A blond stops for gas.
While she’s gassing up, she sees she has locked her keys in the car. She asks the attendant for a coat hanger. Ten minutes later, he comes out to check how it’s going.
The blond is outside the car wiggling the hanger around. Inside the car, another blond is saying, "a little more to the left … a little more to the right."
Oh, sorry. Now you know. I have a wicked fondness for blond jokes.
You don’t have to be blond to lock your keys in the car. You don’t have to be dumb, either, not that blondness and dumbness have a thing to do with each other.
I’ve done it myself, slammed a door only to be infuriated by the sight of keys dangling from the ignition. We’ve all done it. We are human, therefore we lock keys in cars.
Tuesday, it was someone else’s turn. When I arrived at my child-care provider’s house, a car was in the driveway. A woman stood in the cold. She dabbed her nose with Kleenex and peered into a back-seat window.
There was no blond in the car. There is no joke in this tale.
The woman’s 11-week-old son was sleeping peacefully in his rear-facing car seat. Her keys hung from the ignition switch. The baby had been locked in for nearly an hour. He had cried himself to sleep.
The mother’s first instinct had been to call 911. By the time I got there, an Everett police officer had come and gone, but hadn’t sprung the lock.
Finally, up pulled a white steed disguised as an Evergreen Lock & Key truck. The knight who jumped out saved the day with a metal gadget slipped between the car’s window and door. With her baby safe in her arms, the mother handed the knight a credit card without asking his fee.
"It usually averages $40 to $45 for a lockout," said Randy Halvorson, office manager at the Everett business. "I’d say we average about six of these a day. In fact, we’ve had four lockouts so far this morning."
Sgt. Butch Braley of the Everett Police Department explained that officers rarely help people get into their locked cars because of the design of newer-model vehicles.
"The electric locks on cars are very difficult to deal with," Braley said when asked why officers don’t carry unlocking tools. "Generally, a supervisor has those in his car, but we discourage an officer from using them. The only time we make an entry into a car is if the vehicle is running or if there is a child inside. If we do any damage, we could become responsible for the car."
There’s also a safety concern with newer cars. "Side-impact air bags can explode," Braley said.
Cold weather brings a rash of locked-out calls.
"People go out and run their car to warm it up," Braley said.

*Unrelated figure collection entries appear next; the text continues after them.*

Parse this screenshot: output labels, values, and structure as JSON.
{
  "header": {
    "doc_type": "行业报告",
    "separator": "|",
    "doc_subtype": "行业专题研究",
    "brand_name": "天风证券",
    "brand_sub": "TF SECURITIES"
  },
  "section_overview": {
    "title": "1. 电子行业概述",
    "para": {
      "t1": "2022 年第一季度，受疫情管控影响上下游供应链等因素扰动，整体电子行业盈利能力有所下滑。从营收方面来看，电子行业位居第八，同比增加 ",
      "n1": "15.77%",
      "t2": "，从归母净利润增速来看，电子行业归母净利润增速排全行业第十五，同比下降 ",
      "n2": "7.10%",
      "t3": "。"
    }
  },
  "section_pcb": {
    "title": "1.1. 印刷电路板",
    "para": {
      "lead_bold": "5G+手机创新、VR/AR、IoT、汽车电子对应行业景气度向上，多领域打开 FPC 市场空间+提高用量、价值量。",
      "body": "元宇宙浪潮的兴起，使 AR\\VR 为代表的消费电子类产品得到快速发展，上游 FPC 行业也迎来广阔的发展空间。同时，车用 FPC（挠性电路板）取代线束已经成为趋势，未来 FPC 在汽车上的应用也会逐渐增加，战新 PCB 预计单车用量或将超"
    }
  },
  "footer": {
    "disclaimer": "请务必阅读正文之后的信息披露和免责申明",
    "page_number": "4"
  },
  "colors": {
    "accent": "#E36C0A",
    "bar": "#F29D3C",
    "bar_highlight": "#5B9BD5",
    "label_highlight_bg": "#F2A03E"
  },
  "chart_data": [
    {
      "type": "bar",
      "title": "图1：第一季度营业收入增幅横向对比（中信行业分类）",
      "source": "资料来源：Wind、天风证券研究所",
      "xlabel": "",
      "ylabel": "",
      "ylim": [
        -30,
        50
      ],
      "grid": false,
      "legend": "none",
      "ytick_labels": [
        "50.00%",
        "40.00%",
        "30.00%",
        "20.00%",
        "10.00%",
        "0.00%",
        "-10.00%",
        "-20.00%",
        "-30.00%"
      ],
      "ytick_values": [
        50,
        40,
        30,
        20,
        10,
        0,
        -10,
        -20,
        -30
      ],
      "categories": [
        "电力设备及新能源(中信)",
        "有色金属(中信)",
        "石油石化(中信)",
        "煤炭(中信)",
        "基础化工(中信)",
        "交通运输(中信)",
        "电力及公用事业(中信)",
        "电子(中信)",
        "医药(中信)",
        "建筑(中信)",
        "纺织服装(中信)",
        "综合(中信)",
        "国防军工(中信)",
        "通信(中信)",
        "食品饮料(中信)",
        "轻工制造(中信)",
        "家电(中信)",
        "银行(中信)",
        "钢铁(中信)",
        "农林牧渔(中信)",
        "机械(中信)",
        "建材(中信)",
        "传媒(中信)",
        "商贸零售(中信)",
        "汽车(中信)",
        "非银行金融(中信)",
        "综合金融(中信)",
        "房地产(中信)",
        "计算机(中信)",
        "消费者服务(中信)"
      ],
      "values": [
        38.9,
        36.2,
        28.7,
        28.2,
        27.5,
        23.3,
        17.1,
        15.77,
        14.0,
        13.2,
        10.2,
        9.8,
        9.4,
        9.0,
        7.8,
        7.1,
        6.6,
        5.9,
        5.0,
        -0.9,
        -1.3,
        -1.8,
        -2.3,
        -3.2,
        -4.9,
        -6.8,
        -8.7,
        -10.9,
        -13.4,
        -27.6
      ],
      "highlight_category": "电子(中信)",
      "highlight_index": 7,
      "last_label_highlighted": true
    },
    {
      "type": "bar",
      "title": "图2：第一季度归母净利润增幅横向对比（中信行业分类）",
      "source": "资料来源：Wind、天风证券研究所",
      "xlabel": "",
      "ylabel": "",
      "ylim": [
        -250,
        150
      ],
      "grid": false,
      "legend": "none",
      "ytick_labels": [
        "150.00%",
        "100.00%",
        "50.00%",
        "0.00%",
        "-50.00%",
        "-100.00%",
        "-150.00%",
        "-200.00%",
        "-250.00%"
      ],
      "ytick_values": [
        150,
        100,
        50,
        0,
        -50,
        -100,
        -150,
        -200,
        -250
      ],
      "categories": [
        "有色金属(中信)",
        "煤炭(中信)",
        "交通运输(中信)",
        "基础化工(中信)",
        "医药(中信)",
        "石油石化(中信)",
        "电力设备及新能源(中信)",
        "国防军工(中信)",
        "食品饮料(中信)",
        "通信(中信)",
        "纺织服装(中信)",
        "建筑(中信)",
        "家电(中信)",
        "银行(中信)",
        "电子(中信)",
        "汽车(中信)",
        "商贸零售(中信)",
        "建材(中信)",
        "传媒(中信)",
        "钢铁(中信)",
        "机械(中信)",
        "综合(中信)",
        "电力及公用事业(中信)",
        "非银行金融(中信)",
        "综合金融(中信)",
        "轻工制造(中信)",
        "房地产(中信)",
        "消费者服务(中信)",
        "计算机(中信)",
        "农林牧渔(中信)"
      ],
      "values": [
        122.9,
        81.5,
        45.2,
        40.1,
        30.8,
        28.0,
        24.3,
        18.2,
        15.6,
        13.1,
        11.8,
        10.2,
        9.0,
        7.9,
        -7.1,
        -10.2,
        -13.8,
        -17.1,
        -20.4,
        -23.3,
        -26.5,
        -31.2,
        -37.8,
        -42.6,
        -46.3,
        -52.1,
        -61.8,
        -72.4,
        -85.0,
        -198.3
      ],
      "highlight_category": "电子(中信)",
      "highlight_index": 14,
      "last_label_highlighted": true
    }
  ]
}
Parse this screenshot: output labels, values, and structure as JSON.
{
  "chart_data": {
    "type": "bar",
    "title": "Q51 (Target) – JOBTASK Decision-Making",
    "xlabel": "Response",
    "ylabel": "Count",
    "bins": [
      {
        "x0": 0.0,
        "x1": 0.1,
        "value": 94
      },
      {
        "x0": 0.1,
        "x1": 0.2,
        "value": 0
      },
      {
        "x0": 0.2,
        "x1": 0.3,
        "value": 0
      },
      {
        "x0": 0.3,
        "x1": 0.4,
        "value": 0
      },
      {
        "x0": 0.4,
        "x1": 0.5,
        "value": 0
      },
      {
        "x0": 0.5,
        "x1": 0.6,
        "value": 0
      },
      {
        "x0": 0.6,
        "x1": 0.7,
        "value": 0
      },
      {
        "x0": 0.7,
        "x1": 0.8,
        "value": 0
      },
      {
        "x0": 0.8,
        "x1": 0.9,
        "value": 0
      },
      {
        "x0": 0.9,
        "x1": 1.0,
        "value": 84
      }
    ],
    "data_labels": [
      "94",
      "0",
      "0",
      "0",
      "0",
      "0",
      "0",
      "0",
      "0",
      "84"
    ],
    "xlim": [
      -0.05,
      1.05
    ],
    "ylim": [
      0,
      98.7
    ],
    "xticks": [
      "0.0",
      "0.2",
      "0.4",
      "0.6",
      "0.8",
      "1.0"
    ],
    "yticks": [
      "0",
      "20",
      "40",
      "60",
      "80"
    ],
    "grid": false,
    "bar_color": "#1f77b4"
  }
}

Police tell most callers to contact a locksmith or towing company.
Janet Ray, a spokeswoman for AAA of Washington, said 18 percent of the auto club’s calls "come in for locksmith service."
"With today’s new models, and all the different locking mechanisms, we warn members never to get out of the car with a key still in the ignition," Ray said. "If for some reason they need to get out and have the engine running, they should never do that without leaving a window down."
The days of using a coat hanger to break in are over, Ray said.
Dumb, huh? It’s dumber than a blond joke that auto companies don’t build cars that are lockout-proof. It’s one of those "they can put a man on the moon …" propositions.
Technology is improving. Auto safety is improving. But we’re stuck with human nature, too many distractions, and cars that are too easy to lock with their 11-week-old passengers inside.
When my older kids were babies, I drove an ancient Audi Fox. The 1975 model had no automatic locks. I couldn’t push the buttons down and lock the Fox from outside. I had to use a key, which meant I had to have the key in my hand. I never had a morning like the one an Everett mom had Tuesday.
Hear that, you auto-design wizards? Fix it.
And do something about key-ring car alarms. My 2-year-old loves to grab mine and push the panic button. That horn you hear is not the sound of my car being stolen.